La semana pasada tuve la suerte de vivir una experiencia muy especial que quiero compartir con todas ustedes. Me trasladé hasta Breña Alta para impartir un taller creativo dentro de la XVI Semana de la Gimnasia Rítmica del Club Atabara Gimnauritas, y no puedo estar más agradecida por la acogida y el cariño recibido.
Fue un taller muy bonito y emotivo, pensado para que las niñas disfrutaran creando con sus propias manos. En total, 45 niñas participaron con entusiasmo, dando forma a maravillosos coleteros tejidos, llenos de color, creatividad y mucha ilusión. Ver sus caras de concentración, sus risas y el orgullo al terminar cada pieza fue, sin duda, lo más valioso de la jornada.

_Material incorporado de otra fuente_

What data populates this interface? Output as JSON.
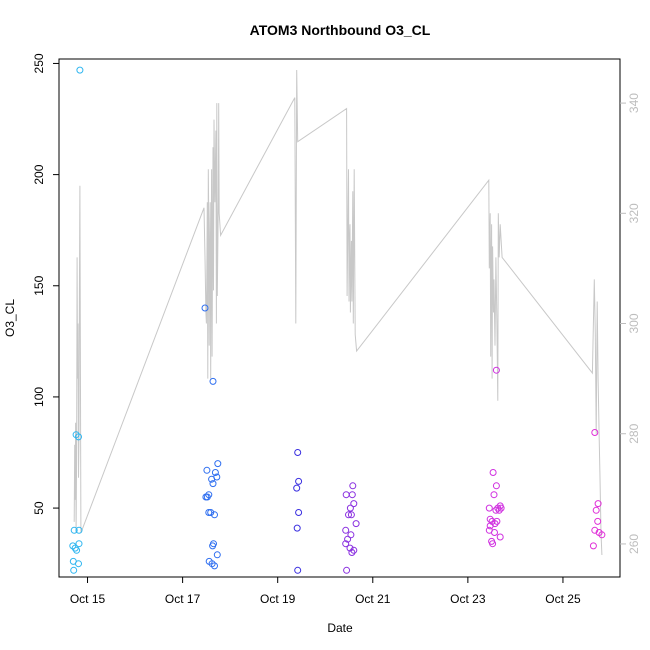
{
  "chart_data": {
    "type": "scatter",
    "title": "ATOM3 Northbound O3_CL",
    "xlabel": "Date",
    "ylabel": "O3_CL",
    "x_unit": "days (Oct 2017 day-of-month)",
    "xlim": [
      14.4,
      26.2
    ],
    "ylim": [
      19,
      252
    ],
    "y2lim": [
      254,
      348
    ],
    "x_ticks": [
      {
        "value": 15,
        "label": "Oct 15"
      },
      {
        "value": 17,
        "label": "Oct 17"
      },
      {
        "value": 19,
        "label": "Oct 19"
      },
      {
        "value": 21,
        "label": "Oct 21"
      },
      {
        "value": 23,
        "label": "Oct 23"
      },
      {
        "value": 25,
        "label": "Oct 25"
      }
    ],
    "y_ticks": [
      50,
      100,
      150,
      200,
      250
    ],
    "y2_ticks": [
      260,
      280,
      300,
      320,
      340
    ],
    "colors": {
      "line": "#c8c8c8",
      "axis": "#000000",
      "right_axis": "#bdbdbd",
      "flights": [
        "#2fb6f0",
        "#2f6ff0",
        "#3a2fe0",
        "#8a30e0",
        "#d030e0",
        "#e030d8"
      ]
    },
    "series": [
      {
        "color": "#2fb6f0",
        "points": [
          [
            14.84,
            247
          ],
          [
            14.76,
            83
          ],
          [
            14.81,
            82
          ],
          [
            14.72,
            40
          ],
          [
            14.82,
            40
          ],
          [
            14.82,
            34
          ],
          [
            14.74,
            32
          ],
          [
            14.69,
            33
          ],
          [
            14.77,
            31
          ],
          [
            14.7,
            26
          ],
          [
            14.81,
            25
          ],
          [
            14.71,
            22
          ]
        ]
      },
      {
        "color": "#2f6ff0",
        "points": [
          [
            17.47,
            140
          ],
          [
            17.64,
            107
          ],
          [
            17.51,
            67
          ],
          [
            17.74,
            70
          ],
          [
            17.69,
            66
          ],
          [
            17.72,
            64
          ],
          [
            17.61,
            63
          ],
          [
            17.64,
            61
          ],
          [
            17.55,
            56
          ],
          [
            17.49,
            55
          ],
          [
            17.52,
            55
          ],
          [
            17.59,
            48
          ],
          [
            17.55,
            48
          ],
          [
            17.67,
            47
          ],
          [
            17.65,
            34
          ],
          [
            17.63,
            33
          ],
          [
            17.73,
            29
          ],
          [
            17.56,
            26
          ],
          [
            17.62,
            25
          ],
          [
            17.67,
            24
          ]
        ]
      },
      {
        "color": "#3a2fe0",
        "points": [
          [
            19.42,
            75
          ],
          [
            19.44,
            62
          ],
          [
            19.4,
            59
          ],
          [
            19.44,
            48
          ],
          [
            19.41,
            41
          ],
          [
            19.42,
            22
          ]
        ]
      },
      {
        "color": "#8a30e0",
        "points": [
          [
            20.58,
            60
          ],
          [
            20.44,
            56
          ],
          [
            20.57,
            56
          ],
          [
            20.6,
            52
          ],
          [
            20.53,
            50
          ],
          [
            20.55,
            47
          ],
          [
            20.49,
            47
          ],
          [
            20.65,
            43
          ],
          [
            20.43,
            40
          ],
          [
            20.54,
            38
          ],
          [
            20.47,
            36
          ],
          [
            20.43,
            34
          ],
          [
            20.52,
            32
          ],
          [
            20.6,
            31
          ],
          [
            20.56,
            30
          ],
          [
            20.45,
            22
          ]
        ]
      },
      {
        "color": "#d030e0",
        "points": [
          [
            23.6,
            112
          ],
          [
            23.53,
            66
          ],
          [
            23.6,
            60
          ],
          [
            23.55,
            56
          ],
          [
            23.45,
            50
          ],
          [
            23.68,
            51
          ],
          [
            23.63,
            50
          ],
          [
            23.66,
            49
          ],
          [
            23.59,
            49
          ],
          [
            23.7,
            50
          ],
          [
            23.47,
            45
          ],
          [
            23.51,
            44
          ],
          [
            23.47,
            42
          ],
          [
            23.61,
            44
          ],
          [
            23.57,
            43
          ],
          [
            23.45,
            40
          ],
          [
            23.56,
            39
          ],
          [
            23.68,
            37
          ],
          [
            23.5,
            35
          ],
          [
            23.52,
            34
          ]
        ]
      },
      {
        "color": "#e030d8",
        "points": [
          [
            25.67,
            84
          ],
          [
            25.74,
            52
          ],
          [
            25.7,
            49
          ],
          [
            25.73,
            44
          ],
          [
            25.67,
            40
          ],
          [
            25.76,
            39
          ],
          [
            25.82,
            38
          ],
          [
            25.64,
            33
          ]
        ]
      }
    ],
    "line_series": {
      "axis": "right",
      "points": [
        [
          14.72,
          264
        ],
        [
          14.73,
          278
        ],
        [
          14.74,
          268
        ],
        [
          14.75,
          282
        ],
        [
          14.76,
          262
        ],
        [
          14.77,
          275
        ],
        [
          14.78,
          312
        ],
        [
          14.79,
          290
        ],
        [
          14.8,
          300
        ],
        [
          14.81,
          272
        ],
        [
          14.82,
          280
        ],
        [
          14.83,
          305
        ],
        [
          14.84,
          325
        ],
        [
          14.86,
          262
        ],
        [
          17.45,
          321
        ],
        [
          17.47,
          312
        ],
        [
          17.49,
          302
        ],
        [
          17.5,
          300
        ],
        [
          17.51,
          311
        ],
        [
          17.52,
          322
        ],
        [
          17.53,
          290
        ],
        [
          17.54,
          328
        ],
        [
          17.55,
          318
        ],
        [
          17.56,
          296
        ],
        [
          17.57,
          312
        ],
        [
          17.58,
          322
        ],
        [
          17.59,
          290
        ],
        [
          17.6,
          309
        ],
        [
          17.61,
          328
        ],
        [
          17.62,
          294
        ],
        [
          17.64,
          332
        ],
        [
          17.65,
          306
        ],
        [
          17.66,
          337
        ],
        [
          17.68,
          322
        ],
        [
          17.7,
          335
        ],
        [
          17.71,
          300
        ],
        [
          17.72,
          340
        ],
        [
          17.73,
          305
        ],
        [
          17.75,
          322
        ],
        [
          17.76,
          340
        ],
        [
          17.77,
          320
        ],
        [
          17.8,
          316
        ],
        [
          19.36,
          341
        ],
        [
          19.38,
          300
        ],
        [
          19.4,
          346
        ],
        [
          19.42,
          333
        ],
        [
          20.45,
          339
        ],
        [
          20.46,
          305
        ],
        [
          20.48,
          322
        ],
        [
          20.49,
          328
        ],
        [
          20.5,
          304
        ],
        [
          20.51,
          315
        ],
        [
          20.52,
          318
        ],
        [
          20.53,
          302
        ],
        [
          20.55,
          315
        ],
        [
          20.56,
          304
        ],
        [
          20.58,
          324
        ],
        [
          20.59,
          300
        ],
        [
          20.61,
          328
        ],
        [
          20.63,
          298
        ],
        [
          20.66,
          295
        ],
        [
          23.44,
          326
        ],
        [
          23.45,
          310
        ],
        [
          23.47,
          320
        ],
        [
          23.48,
          294
        ],
        [
          23.49,
          312
        ],
        [
          23.5,
          318
        ],
        [
          23.51,
          290
        ],
        [
          23.52,
          314
        ],
        [
          23.54,
          302
        ],
        [
          23.55,
          308
        ],
        [
          23.57,
          296
        ],
        [
          23.59,
          312
        ],
        [
          23.61,
          300
        ],
        [
          23.63,
          286
        ],
        [
          23.64,
          320
        ],
        [
          23.66,
          312
        ],
        [
          23.68,
          318
        ],
        [
          23.72,
          312
        ],
        [
          25.62,
          291
        ],
        [
          25.64,
          300
        ],
        [
          25.66,
          308
        ],
        [
          25.68,
          298
        ],
        [
          25.7,
          280
        ],
        [
          25.72,
          304
        ],
        [
          25.74,
          290
        ],
        [
          25.76,
          280
        ],
        [
          25.78,
          272
        ],
        [
          25.8,
          262
        ],
        [
          25.82,
          258
        ]
      ]
    },
    "grid": false,
    "legend": "none"
  }
}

Quiero agradecer de corazón la iniciativa y la confianza depositada en mí a las monitoras Noemí González Molina y Helen Felipe, por contar con mi trabajo y por apostar por actividades creativas que fomentan la artesanía, la paciencia y la imaginación entre las más pequeñas.
Además, las camisetas del taller fueron realizadas por Gene Globos, aportando un toque especial y muy cuidado a la actividad.
Gracias infinitas por hacerme sentir tan acompañada y por permitir que el ganchillo forme parte de momentos tan únicos. Estas experiencias refuerzan mi convicción de que la artesanía no solo se teje con hilo, sino también con personas, emociones y recuerdos compartidos.